Rural hospitals – and healthcare – are in deep trouble.

With the unwinding of Medicaid post-COVID emergency, rural healthcare is falling deeper into financial trouble.

Consulting form Chartis just published their review of rural healthcare…among the findings

The unwinding issue is exacerbating problems in states that failed to expand Medicaid…the vast majority of which are those with the most hospitals in financial distress.  Simply put – they have to deliver way more healthcare to people without health insurance.


Across the 10 remaining non-expansion states (Alabama, Florida, Georgia, Kansas, Mississippi, South Carolina, Tennessee, Texas, Wisconsin, and Wyoming), the percentage of facilities with a negative operating margin increased year-over-year from 51% to 55%. These states are home to more than 600 rural hospitals…Several of these states are among the most severely affected by hospital closures and a loss of access to care.

The percentage of America’s rural hospitals operating in the red jumped from 43% to 50% in the last 12 months.

418 rural hospitals are “vulnerable to closure” according to a new, expanded
statistical analysis.

Healthcare deserts are a huge problem for rural America, especially in areas with lots of extractive industries (mining, energy, agriculture. Workers in those industries are much more likely to suffer severe occupational injuries, injuries that benefit greatly from care delivered in the “golden hour”.

What does this mean for you?

Not expanding Medicaid is killing rural healthcare.


Signs of the coming apocalypse

Medicare is slashing what it pays physicians, an annual event that – till now – was almost always rejected by Congress.

That will reduce old folks’ access to care, cut workers’ comp fee schedules, and likely lead to more provider consolidation. 

This from Becker’s:

In its 2024 Physician Fee Schedule Final Rule released Nov. 2, CMS reduced overall physician pay by 1.25% and updated the Medicare conversion factor to $32.74, a 3.4% decrease from last year.

Nope, a fix wasn’t in any of the “continuing resolutions” Congress passed last year and earlier in January (“CRs” are a stop-gap, emergency funding step more often seen in desperately poor banana republics than in the “greatest nation in the world.)

As a result, docs’ pay will be cut about 3 1/2%…and they are none too happy about it. (Read this for details on potential implications)

Okay that’s bad, right?

Not as bad as what’s coming.

Reminder – if Congress doesn’t pass a budget – in exactly one month – all Federal agenciesincluding Medicare, the VA, Defense, the FAA… face budget cuts. Weapons procurement, care for veterans, agriculture inspections, airplane safety inspections (this isn’t a problem, right??) are just a few.

Remember way back (as in two years ago) when Congress’ wait-till-the-last-minute-to-get-stuff-done made us all nuts…if we knew then how dysfunctional the House would be now we’d have been quite happy for what we did have.
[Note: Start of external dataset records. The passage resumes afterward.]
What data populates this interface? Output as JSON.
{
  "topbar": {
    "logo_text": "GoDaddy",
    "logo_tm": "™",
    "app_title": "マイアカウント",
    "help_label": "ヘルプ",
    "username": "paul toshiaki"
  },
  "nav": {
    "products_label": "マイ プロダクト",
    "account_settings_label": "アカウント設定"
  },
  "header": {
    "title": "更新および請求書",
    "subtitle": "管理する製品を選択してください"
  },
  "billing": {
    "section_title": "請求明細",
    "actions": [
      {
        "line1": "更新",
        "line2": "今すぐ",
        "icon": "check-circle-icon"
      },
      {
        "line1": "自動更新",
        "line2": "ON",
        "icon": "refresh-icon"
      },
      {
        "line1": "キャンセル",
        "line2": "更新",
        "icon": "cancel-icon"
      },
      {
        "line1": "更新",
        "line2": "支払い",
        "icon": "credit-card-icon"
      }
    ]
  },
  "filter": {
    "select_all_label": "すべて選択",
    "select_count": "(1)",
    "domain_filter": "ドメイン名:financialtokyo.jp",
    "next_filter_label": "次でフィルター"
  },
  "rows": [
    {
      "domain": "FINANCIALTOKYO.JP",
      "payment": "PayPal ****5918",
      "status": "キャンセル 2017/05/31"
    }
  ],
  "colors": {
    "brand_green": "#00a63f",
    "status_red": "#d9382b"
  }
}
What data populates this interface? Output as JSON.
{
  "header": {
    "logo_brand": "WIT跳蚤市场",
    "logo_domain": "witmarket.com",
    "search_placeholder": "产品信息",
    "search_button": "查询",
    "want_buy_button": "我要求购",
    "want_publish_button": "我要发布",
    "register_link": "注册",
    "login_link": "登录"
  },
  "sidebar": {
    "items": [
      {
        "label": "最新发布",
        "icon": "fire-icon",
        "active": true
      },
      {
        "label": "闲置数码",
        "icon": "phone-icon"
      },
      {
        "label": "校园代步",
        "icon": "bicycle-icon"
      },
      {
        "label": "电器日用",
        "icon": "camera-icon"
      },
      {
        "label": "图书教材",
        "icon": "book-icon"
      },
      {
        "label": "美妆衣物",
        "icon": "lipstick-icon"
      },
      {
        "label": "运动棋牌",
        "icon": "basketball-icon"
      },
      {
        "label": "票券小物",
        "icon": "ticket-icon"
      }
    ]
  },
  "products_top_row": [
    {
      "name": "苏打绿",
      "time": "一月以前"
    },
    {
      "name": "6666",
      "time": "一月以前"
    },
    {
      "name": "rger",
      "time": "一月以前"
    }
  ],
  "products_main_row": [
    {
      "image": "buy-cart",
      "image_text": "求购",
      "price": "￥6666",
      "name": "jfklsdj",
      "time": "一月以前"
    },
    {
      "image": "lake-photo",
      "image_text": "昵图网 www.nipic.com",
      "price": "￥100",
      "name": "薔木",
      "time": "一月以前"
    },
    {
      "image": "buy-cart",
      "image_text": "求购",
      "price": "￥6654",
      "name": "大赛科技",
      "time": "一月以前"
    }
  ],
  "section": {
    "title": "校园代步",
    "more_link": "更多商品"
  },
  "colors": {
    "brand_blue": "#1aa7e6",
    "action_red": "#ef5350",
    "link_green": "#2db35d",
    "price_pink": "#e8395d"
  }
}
Yep, Republicans in the House of Representatives’ refused to even vote on an immigration reform bill – THE hot issue in Washington and around the country – a bill that gave them everything they wanted.

House GOP – Yay, we finally got the soccer ball!  Let’s play! Wait…how do you play? I dunno…you know?  Nope – you? Nuh-uh…you? No clue…you? Uh…I thought it had pointy ends…Someone pick it up…NO way dude! Not me…

What does this mean for you?
To quote HL Mencken, you get the government you deserve, and you deserve to get it good and hard.

PS – Over the lastly 20 years I’ve written a lot about the incredibly screwed-up Medicare reimbursement  process…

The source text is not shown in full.